Выбрать главу

Мне довелось повидать этих ребят, разговаривать с ними и до суда, и после. Побеседовал я и с людьми, которые по долгу службы приняли участие в судьбе этих несовершеннолетних.

— Странные ребята! — сказала о похитителях сейфов сотрудник инспекции по делам несовершеннолетних Зина Фролова. Сказала и улыбнулась рискованности такой характеристики. — Самому старшему из них семнадцать, остальным в среднем по четырнадцать. Бывают, конечно, и в четырнадцать законченные преступники, но эти остались детьми.

— Хороши детишки!

— Знаете, когда человеку четырнадцать, он еще не очень соизмеряет, допустим, свое возмущение чем-то с формой протеста, которую выбирает. Чаще всего предпочтение отдается рискованной, необычной форме. Вот например, один из преступников — Андрей... Отчим пьет. Матери не до сына, она вдруг заторопилась жить. У парнишки не нашлось в доме даже угла, где бы он мог делать уроки. О нем попросту забыли. «Ах, так! — сказал он. — Ну хорошо! Вы еще вспомните обо мне». И, действительно, заставил вспомнить о своем существовании, но какой ценой!

Да, несмотря на уродливую форму протеста, за ним стояло самое искреннее, отчаянное желание бросить вызов равнодушию матери, пьянству отчима, всему тому образу жизни, который они навязывали Андрею. В последнее время он общался только с товарищами по двору — они его понимали, сочувствовали ему. И когда эти товарищи отправились за первым сейфом в соседний магазинчик, естественно, он не мог оставить их в столь «трудном испытании». И можно не сомневаться: за этим стояло явно искаженное понимание товарищества, ложное понимание взаимовыручки. В таком возрасте лучшими поступками кажутся самые крайние, на грани возможного, допустимого. «Опасность? Чем больше, тем лучше. Риск? Ну и ладно»! — Так или приблизительно так рассуждают подростки.

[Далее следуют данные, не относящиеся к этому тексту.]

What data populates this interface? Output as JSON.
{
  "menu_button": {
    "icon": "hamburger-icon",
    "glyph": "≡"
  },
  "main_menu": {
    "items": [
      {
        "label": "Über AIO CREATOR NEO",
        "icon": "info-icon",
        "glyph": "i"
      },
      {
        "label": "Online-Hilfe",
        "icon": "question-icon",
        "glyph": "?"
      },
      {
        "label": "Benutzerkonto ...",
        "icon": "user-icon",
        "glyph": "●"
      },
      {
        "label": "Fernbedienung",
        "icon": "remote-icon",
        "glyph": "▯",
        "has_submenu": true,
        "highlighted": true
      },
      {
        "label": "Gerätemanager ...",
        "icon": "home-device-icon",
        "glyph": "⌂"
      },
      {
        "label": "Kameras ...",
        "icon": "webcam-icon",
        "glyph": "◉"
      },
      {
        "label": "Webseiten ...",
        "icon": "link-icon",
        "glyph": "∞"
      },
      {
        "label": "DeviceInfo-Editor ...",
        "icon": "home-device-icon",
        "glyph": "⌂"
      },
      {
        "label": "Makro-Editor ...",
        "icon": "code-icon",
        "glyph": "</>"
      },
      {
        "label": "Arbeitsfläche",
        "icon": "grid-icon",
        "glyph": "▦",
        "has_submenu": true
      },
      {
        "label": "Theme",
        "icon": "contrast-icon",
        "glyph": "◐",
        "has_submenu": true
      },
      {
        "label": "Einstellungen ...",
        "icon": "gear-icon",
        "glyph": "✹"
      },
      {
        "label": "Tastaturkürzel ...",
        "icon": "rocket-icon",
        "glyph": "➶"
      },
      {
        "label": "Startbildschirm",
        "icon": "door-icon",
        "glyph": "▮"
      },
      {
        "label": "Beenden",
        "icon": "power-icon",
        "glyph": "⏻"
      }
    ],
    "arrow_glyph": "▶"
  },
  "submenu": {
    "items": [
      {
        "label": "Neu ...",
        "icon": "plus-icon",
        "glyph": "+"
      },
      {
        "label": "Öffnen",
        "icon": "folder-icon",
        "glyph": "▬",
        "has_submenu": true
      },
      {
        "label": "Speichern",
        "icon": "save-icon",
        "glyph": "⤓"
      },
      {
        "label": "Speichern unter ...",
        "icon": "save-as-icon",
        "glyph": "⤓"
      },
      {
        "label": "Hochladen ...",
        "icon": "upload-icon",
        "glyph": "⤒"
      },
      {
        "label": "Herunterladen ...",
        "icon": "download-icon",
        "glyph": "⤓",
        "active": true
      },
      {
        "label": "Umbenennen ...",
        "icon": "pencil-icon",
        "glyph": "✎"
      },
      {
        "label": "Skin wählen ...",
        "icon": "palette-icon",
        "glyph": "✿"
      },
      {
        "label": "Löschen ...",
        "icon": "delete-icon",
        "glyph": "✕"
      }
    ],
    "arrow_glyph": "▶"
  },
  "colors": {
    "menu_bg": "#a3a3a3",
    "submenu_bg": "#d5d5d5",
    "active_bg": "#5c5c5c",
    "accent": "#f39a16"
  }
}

Еще один похититель сейфов — Саша. Робкий мальчик с прямыми светлыми волосами и конопушками на носу. За всю свою жизнь — тринадцать лет — он, по общим заверениям, не получил ни одного серьезного нагоняя от родителей или учителей. Сам откровенно признался, что нет на его счету ни одного разбитого окна, украденного яблока из соседского сада, ни одного расквашенного носа. Однако за сейфами он все-таки пошел.

— Как же так, Саша?— спрашиваю его. — Зачем тебе эти сейфы понадобились?

Молчит, грызет ногти, смотрит куда-то в угол.

— Объясни, пожалуйста.

— Да на кой они мне... Ребята пошли, неудобно отказаться.

— А если бы отказался?

— Обошлись бы и без меня, — Саша передернул плечами.

— Но ты обрадовался, когда тебя позвали?

— Не знаю... Нет, не обрадовался.

— Но ведь ты из них самый младший. Тебе вроде доверие этим предложением оказали, равным признали, верно?

— Мне в форточку легче пролезть, поэтому и позвали...

Всего на две недели Саша был оставлен без родительского присмотра. Папа и мама поехали отдыхать к морю и вернулись в город по вызову следователя.

Как объяснить столь быстрое превращение обычного, даже примерного подростка в преступника, готового пойти на что угодно, лишь бы его не сочли трусом, слабаком. Ведь мальчишки не за яблоками по садам лазали, не веревки бельевые обрезали на чердаках — они сразу принялись за сейфы. В этом при желании можно увидеть и полнейшее пренебрежение к нашим нравственным ценностям.

Трудно поверить, чтобы у того же Саши не мелькнула мысль сбежать, нырнуть в первую же подворотню, когда удалая компания шла за первым сейфом. Ведь он неизбежно должен был испытывать страх, неуверенность как следствие чувства самосохранения, не говоря уже о нормальном, человеческом неприятии воровства.

И я спросил, боялся ли он.

— Конечно, боялся. Чего там... Даже раздражение кожи началось.

— Но идти все же хотелось? Было желание забраться в магазин?

— Какое там желание! Наверняка знал, что попадемся.

— И другие знали?

— Знали.

— Почему же пошли? Ты вот, например, почему пошел?

— Говорю же — неудобно было отказаться. Нашлась бы хорошая причина — отказался бы.

— А какая причина хорошая?

— Ну... К примеру, родители бы вернулись и не пустили на улицу, руку бы сломал или ногу подвернул. А так... Не было у меня права отказаться. И никто у нас не отказался! — заявил он почти с гордостью и первый раз посмотрел мне прямо в глаза, с вызовом посмотрел.